NETTALI.COM - Réuni au siège du SAEMSS, le G7 a décidé de passer à la vitesse supérieure face à ce qu’il qualifie d’”inertie du Gouvernement” dans la mise en oeuvre des engagements pris.

Les syndicats dénoncent également une décision “unilatérale et arbitraire” des autorités de revenir sur des acquis obtenus “de haute lutte” selon un communiqué reçu hier à "Nettali.com".

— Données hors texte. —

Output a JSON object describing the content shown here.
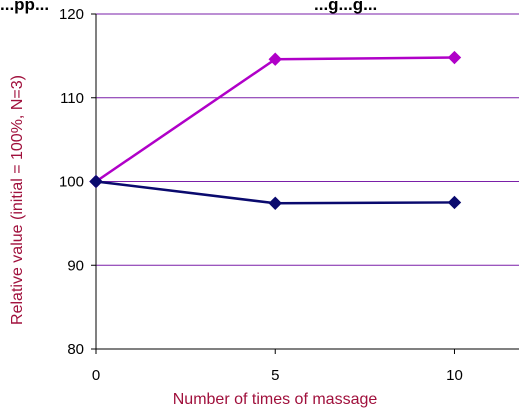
{
  "chart_data": {
    "type": "line",
    "title": "...pp...",
    "title_right": "...g...g...",
    "xlabel": "Number of times of massage",
    "ylabel": "Relative value (initial = 100%, N=3)",
    "x": [
      0,
      5,
      10
    ],
    "xlim": [
      0,
      11.8
    ],
    "ylim": [
      80,
      120
    ],
    "xticks": [
      "0",
      "5",
      "10"
    ],
    "yticks": [
      "80",
      "90",
      "100",
      "110",
      "120"
    ],
    "grid": true,
    "legend": "none",
    "series": [
      {
        "values": [
          100,
          114.6,
          114.8
        ],
        "color": "#b000c8",
        "marker": "diamond"
      },
      {
        "values": [
          100,
          97.4,
          97.5
        ],
        "color": "#0a0a6e",
        "marker": "diamond"
      }
    ],
    "gridline_color": "#7a1fa8",
    "axis_title_color": "#a0103c"
  }
}
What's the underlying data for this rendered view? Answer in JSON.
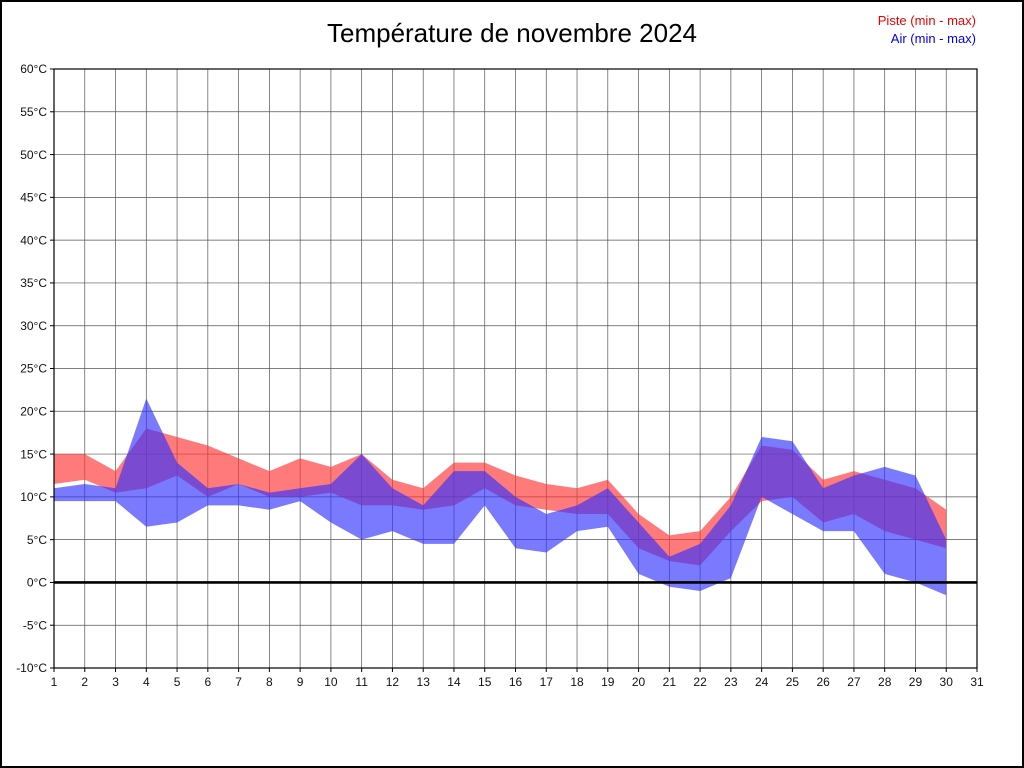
{
  "chart_data": {
    "type": "area",
    "title": "Température de novembre 2024",
    "xlabel": "",
    "ylabel": "",
    "x": [
      1,
      2,
      3,
      4,
      5,
      6,
      7,
      8,
      9,
      10,
      11,
      12,
      13,
      14,
      15,
      16,
      17,
      18,
      19,
      20,
      21,
      22,
      23,
      24,
      25,
      26,
      27,
      28,
      29,
      30
    ],
    "xlim": [
      1,
      31
    ],
    "ylim": [
      -10,
      60
    ],
    "ytick_step": 5,
    "ytick_suffix": "°C",
    "grid": true,
    "zero_line": true,
    "legend_position": "top-right",
    "legend": [
      {
        "label": "Piste (min - max)",
        "color": "#ee0000"
      },
      {
        "label": "Air (min - max)",
        "color": "#0000ee"
      }
    ],
    "series": [
      {
        "name": "Piste",
        "color": "#ff3232",
        "opacity": 0.65,
        "min": [
          11.5,
          12,
          10.5,
          11,
          12.5,
          10,
          11.5,
          10,
          10,
          10.5,
          9,
          9,
          8.5,
          9,
          11,
          9,
          8.5,
          8,
          8,
          4,
          2.5,
          2,
          6,
          9.5,
          10,
          7,
          8,
          6,
          5,
          4
        ],
        "max": [
          15,
          15,
          13,
          18,
          17,
          16,
          14.5,
          13,
          14.5,
          13.5,
          15,
          12,
          11,
          14,
          14,
          12.5,
          11.5,
          11,
          12,
          8,
          5.5,
          6,
          10,
          16,
          15.5,
          12,
          13,
          12,
          11,
          8.5
        ]
      },
      {
        "name": "Air",
        "color": "#3232ff",
        "opacity": 0.65,
        "min": [
          9.5,
          9.5,
          9.5,
          6.5,
          7,
          9,
          9,
          8.5,
          9.5,
          7,
          5,
          6,
          4.5,
          4.5,
          9,
          4,
          3.5,
          6,
          6.5,
          1,
          -0.5,
          -1,
          0.5,
          10,
          8,
          6,
          6,
          1,
          0,
          -1.5
        ],
        "max": [
          11,
          11.5,
          11,
          21.5,
          14,
          11,
          11.5,
          10.5,
          11,
          11.5,
          15,
          11,
          9,
          13,
          13,
          10,
          8,
          9,
          11,
          7,
          3,
          4.5,
          9,
          17,
          16.5,
          11,
          12.5,
          13.5,
          12.5,
          5
        ]
      }
    ]
  }
}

Estimant que les réponses tardent à venir, le cadre unitaire a arrêté un cinquième plan d’actions qui s’ouvrira dès demain mercredi par un débrayage à partir de 9 heures, suivi d’assemblées générales départementales.

Le lendemain, jeudi 26 février, les enseignants observeront une grève totale. La mobilisation se poursuivra le lundi 2 mars avec un nouveau débrayage à 9 heures.

Le mardi 3 mars, les enseignants cesseront encore les cours à partir de 9 heures avant d’organiser des rassemblements au niveau des Inspections d’Académie.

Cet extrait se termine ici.